Written and directed by Hossein Amini
USA and UK, 2014
Anyone acquainted with Roman theology or a pub quiz will know that January is a Anglicisation of the Roman god Janus, the two-faced figurine who stands at the cusp of the new year, simultaneously musing backward at recent lessons and experiences, and peering forward to the murky and elusive future ahead, a guardian at the crossroads of the past and present. These twin impulses swirl in the miasma of Patricia Highsmith’s novel The Two Faces of January, first published in 1964. It’s a lesser-known work of her serrated literature, which is obsessed with psychological and sexual criminal deviancy, most famously brought to the screen by Hitchcock in the minor classic Strangers On A Train and by Anthony Minghella in 1999’s acclaimed The Talented Mr. Ripley. After decades of intense wrangling, accomplished screenwriter Hossein Amini (Jude, The Wings of the Dove, and more recently Drive), has brought this passion project to the silver screen, debuting as director. Sadly, this ambitious effort does not plunder the psychic caverns so rewardingly mined by his cinematic forebears.
Set in a sweltering Greece of 1962, two criminals psychologically wrestle for the affections of a recently anointed trophy wife and poorly sketched façade of feminine purity. Chester MacFarland (Mortensen) is on a relaxing tour of the tourist traps of the cradle of civilization, his wife Colette (Dunst) insisting on a visit to the essential Acropolis of Athens. The Acropolis is the hunting ground of small-scale grifter Rydal (Oscar Isaac), a young American ex-pat who presents a cultivated image of the comprehensive tour guide, scamming gullible tourists out of drachma with the complicit aid of the local residents and market traders. Clearly enamored of the MacFarlands’ breeding and wealth, he accepts an invitation to dinner, and when returning to their five-star hotel to return a discarded brooch, he stumbles across Chester sequestering an apparently unconscious body. Unbeknownst to him, MacFarland’s disgruntled European creditors have set a private investigator to track him down and their confrontation has ended fatally. Immersed in the murder plot and hardly a paragon of virtue, Rydal is drawn into the illusory marriage, as he slowly becomes infatuated with Colette as they flee the authorities across Greece with increasingly anxious acceleration.

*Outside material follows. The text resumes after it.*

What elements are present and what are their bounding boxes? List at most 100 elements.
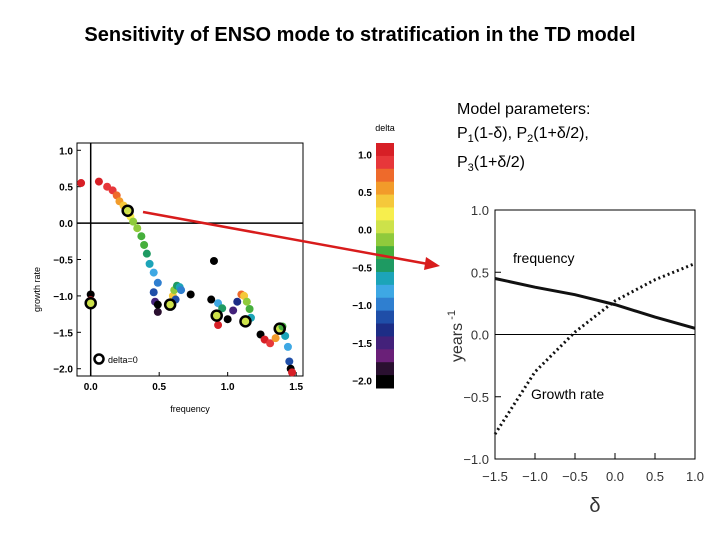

It was only with the twin star wattage of Mortensen and Dunst that Amini was able to get financial backing from even an independent studio; the last straw was the casting of Isaac, who’s officially hot after his crooning turn in Inside Llewyn Davis and subsequent casting in the upcoming Star Wars franchise. Whilst this heat is transmitted to the screen in the form of a swelteringly sleazy travelogue of the Aegean sea, this rather flat and formless film lacks the crucial ingredient of flair. It is a handsomely mounted triangle of psychologically sourced deceit and misdirection, and the film simmers with a metaphorical sense of archeological locations, but for a sensuous thriller the film is more a overcast siesta than a blazing barbecue. Clearly, Amini’s intent is to ape the mood and pacing of the European arthouse thrillers of the 1960s, with their abject refusal to divert to action-paced editing or cinematic thrills and chills. An admirable restraint, perhaps, but the void left in this ideological wake provokes little sense of dramatic grip or any character-controlled psychic intrigue, as the cat-and-mouse narrative cruises along at a monotone pace.
Dunst feels sorely underwritten as a cipher for the men to battle over rather than having independent agency, as a crucial scene flags up queries of complicity and indoctrinated involvement which the remainder of the film proceeds to squander. The direction itself is flat and ultimately parses the drama to the domestic when it should soar to the mythic, although Mortensen’s and Isaac’s intrinsic charisma levers some fascination with the characters’ inevitably spiraling fates. This pedestrian take on The Two Faces Of January won’t prompt youto look both ways for safety when exiting the cinema, as a screenwriter as talented as Hossien needs to be looking forward to his next project, pronto.